Fabian edited this page Feb 5, 2020 · 5 revisions

Abstract Interpretation

by Matthías Páll Gissuarson

Abstract

In this talk, I will present Abstract Interpretation, an idea from program analysis, first described by Cousot & Cousot in 1977. It is based on three main ideas:

  1. Any static analysis/reasoning refers to a semantics describing, at some level of abstraction, its possible executions.

  2. The static analysis should abstract all semantic properties irrelevant to the reasoning.

  3. Undecidability entails that any sound, fully automated, and always terminating reasoning of a computer system must perform mathematical inductions in the abstract and can thus only be an approximate.

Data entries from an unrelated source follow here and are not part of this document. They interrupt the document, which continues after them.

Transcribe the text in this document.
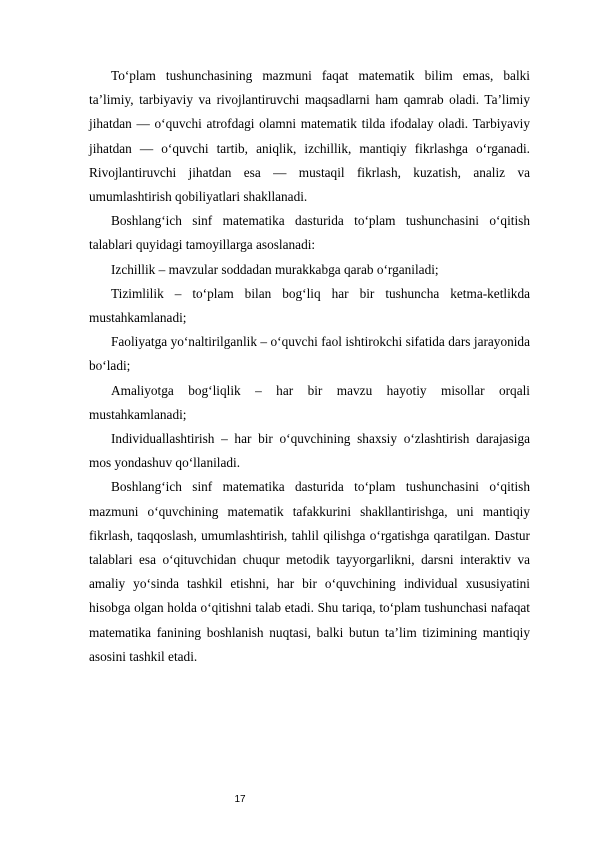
To‘plam tushunchasining mazmuni faqat matematik bilim emas, balki ta’limiy, tarbiyaviy va rivojlantiruvchi maqsadlarni ham qamrab oladi. Ta’limiy jihatdan — o‘quvchi atrofdagi olamni matematik tilda ifodalay oladi. Tarbiyaviy jihatdan — o‘quvchi tartib, aniqlik, izchillik, mantiqiy fikrlashga o‘rganadi. Rivojlantiruvchi jihatdan esa — mustaqil fikrlash, kuzatish, analiz va umumlashtirish qobiliyatlari shakllanadi.

Boshlang‘ich sinf matematika dasturida to‘plam tushunchasini o‘qitish talablari quyidagi tamoyillarga asoslanadi:

Izchillik – mavzular soddadan murakkabga qarab o‘rganiladi;

Tizimlilik – to‘plam bilan bog‘liq har bir tushuncha ketma-ketlikda mustahkamlanadi;

Faoliyatga yo‘naltirilganlik – o‘quvchi faol ishtirokchi sifatida dars jarayonida bo‘ladi;

Amaliyotga bog‘liqlik – har bir mavzu hayotiy misollar orqali mustahkamlanadi;

Individuallashtirish – har bir o‘quvchining shaxsiy o‘zlashtirish darajasiga mos yondashuv qo‘llaniladi.

Boshlang‘ich sinf matematika dasturida to‘plam tushunchasini o‘qitish mazmuni o‘quvchining matematik tafakkurini shakllantirishga, uni mantiqiy fikrlash, taqqoslash, umumlashtirish, tahlil qilishga o‘rgatishga qaratilgan. Dastur talablari esa o‘qituvchidan chuqur metodik tayyorgarlikni, darsni interaktiv va amaliy yo‘sinda tashkil etishni, har bir o‘quvchining individual xususiyatini hisobga olgan holda o‘qitishni talab etadi. Shu tariqa, to‘plam tushunchasi nafaqat matematika fanining boshlanish nuqtasi, balki butun ta’lim tizimining mantiqiy asosini tashkil etadi.

17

Abstract Interpretation formalizes the idea of "abstraction" and "approximation" using lattices, how they are connected by adjoints that "abstract" and "concretize", and the guarantees we can extract from those.

References

  1. Patrick Cousot & Radhia Cousot. "Abstract interpretation: a unified lattice model for static analysis of programs by construction or approximation of fixpoints." In Conference Record of the Fourth Annual ACM SIGPLAN-SIGACT Symposium on Principles of Programming Languages, pages 238—252, Los Angeles, California, 1977. ACM Press, New York, NY, USA.

Other reading

A simple, intuitive, and informal introduction to abstract interpretation by Patrick Cousot is available from his web page: "Abstract Interpretation in a Nutshell."